A picture of a bottle of Turning Leaf Chardonnay takes up a mere fraction of the page, way off in the bottom left-hand corner. The rest of the ad is composed of a laughing 30-something casually-dressed woman (Emily Stark of Parker, Colorado, apparently, if we’re to believe the ad copy), who is walking along a beach with blurry, crashing waves in the background. The text, formatted almost like a symbolists’ poem, is printed in erratically florid script as follows:
“I am not
the Sum of my RESPONSIBILITIES.
I am not a SOCCER MOM, or a
STATISTIC, or anything else other people
THINK I am.
I am real.
I am true. I am ALIVE.
and right now i am taking a minute
to remember that
and to breathe.”
And at the bottom of the page, near the picture of the wine bottle:
wine needs time to breathe.
People do too.
Turning Leaf.
HowDoYouBreathe.com
I tore out this ad not in order to remind myself to buy Turning Leaf Chardonnay (though, as a member of their target demographic, I must admit the ad successfully made an impression). I tore out the ad because it was, to my eyes and experience, innovative.
Innovative, because it featured a lone woman. Because the wine itself was only the subtext. Because the affiliated website—HowDoYouBreathe.com—mentions neither the brand nor even the genre of product. Because there is only a tangential relationship (that of “breathing”) between the copy within the ad and the object of sale.
The ad is representative of what marketers, I believe, call a soft sell.

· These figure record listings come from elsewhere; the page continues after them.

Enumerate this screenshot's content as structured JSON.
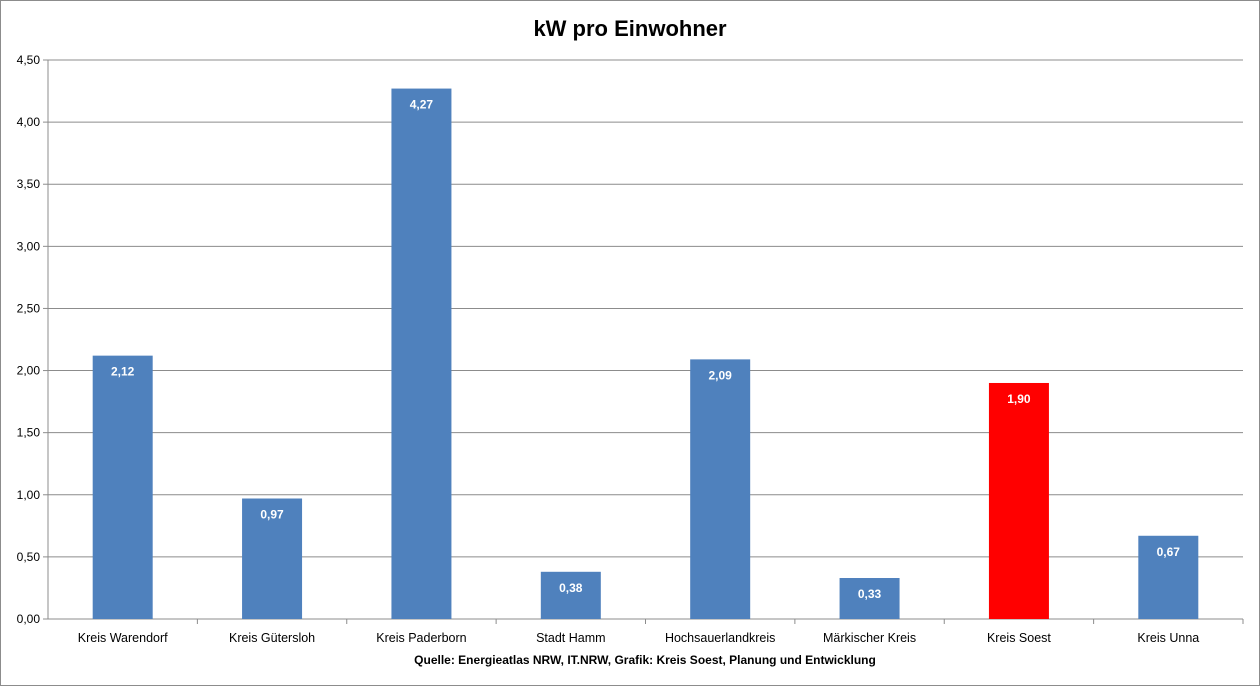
{
  "chart_data": {
    "type": "bar",
    "title": "kW pro Einwohner",
    "xlabel": "Quelle: Energieatlas NRW, IT.NRW, Grafik: Kreis Soest, Planung und Entwicklung",
    "ylabel": "",
    "ylim": [
      0,
      4.5
    ],
    "yticks": [
      "0,00",
      "0,50",
      "1,00",
      "1,50",
      "2,00",
      "2,50",
      "3,00",
      "3,50",
      "4,00",
      "4,50"
    ],
    "grid": true,
    "legend": "none",
    "categories": [
      "Kreis Warendorf",
      "Kreis Gütersloh",
      "Kreis Paderborn",
      "Stadt Hamm",
      "Hochsauerlandkreis",
      "Märkischer Kreis",
      "Kreis Soest",
      "Kreis Unna"
    ],
    "values": [
      2.12,
      0.97,
      4.27,
      0.38,
      2.09,
      0.33,
      1.9,
      0.67
    ],
    "data_labels": [
      "2,12",
      "0,97",
      "4,27",
      "0,38",
      "2,09",
      "0,33",
      "1,90",
      "0,67"
    ],
    "bar_colors": [
      "#4f81bd",
      "#4f81bd",
      "#4f81bd",
      "#4f81bd",
      "#4f81bd",
      "#4f81bd",
      "#ff0000",
      "#4f81bd"
    ],
    "colors": {
      "default_bar": "#4f81bd",
      "highlight_bar": "#ff0000",
      "grid": "#8c8c8c"
    }
  }
}
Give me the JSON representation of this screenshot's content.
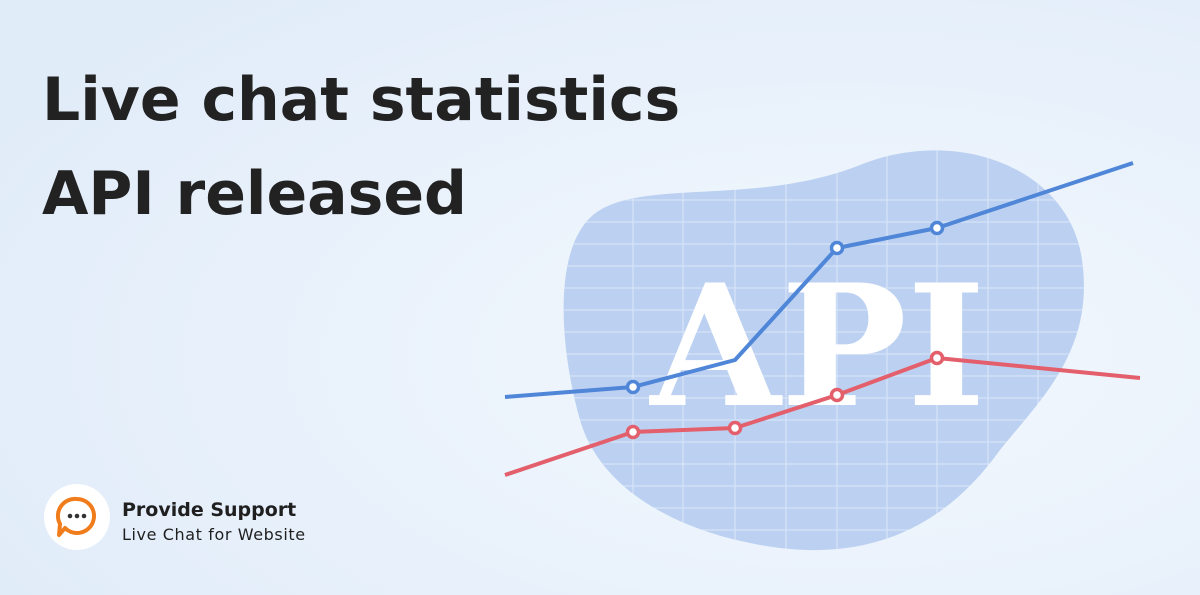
{
  "header": {
    "title": [
      "Live chat statistics",
      "API released"
    ]
  },
  "illustration": {
    "label": "API"
  },
  "brand": {
    "name": "Provide Support",
    "tagline": "Live Chat for Website"
  }
}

And I was prompted to reconsider just why the Turning Leaf marketers went the soft and subtle route thanks to a recent class at the Boston Wine School.
Jonathon Alsop of the Boston Wine School kindly extended an invitation to a tasting event called “Wine, Women & Respect: The Nuances of Marketing Wine to Women,” organized and taught by Doris Hamner. (Full disclosure: I know Doris Hamner. She makes me laugh, she is my friend. We drink wine together.) Knowing Doris’s background—in wine and as a PhD in sociology—I was keen to hear her thoughts on a subject that I think about often too.
That evening in October, Doris presented study after study indicating that the majority of women are less concerned with number-based, “end result” wine ratings. As a group, women tend to be more concerned with what can be called the life cycle of the wine—from the history of the winery and the philosophy of the winemaker to whether the wine goes well with what’s for dinner and whether it simply tastes good.
The point I took away from this class was that wine marketers interested in appealing to women need to pay more attention to the the kaleidoscope of nuanced preferences that women exhibit toward wine. The Turning Leaf ad underscores how effective—subtly effective—the marketing of wine to women can be.
I salute wine companies like Turning Leaf that are making that effort, and I salute Doris Hamner and the Boston Wine School for opening the door to the conversation.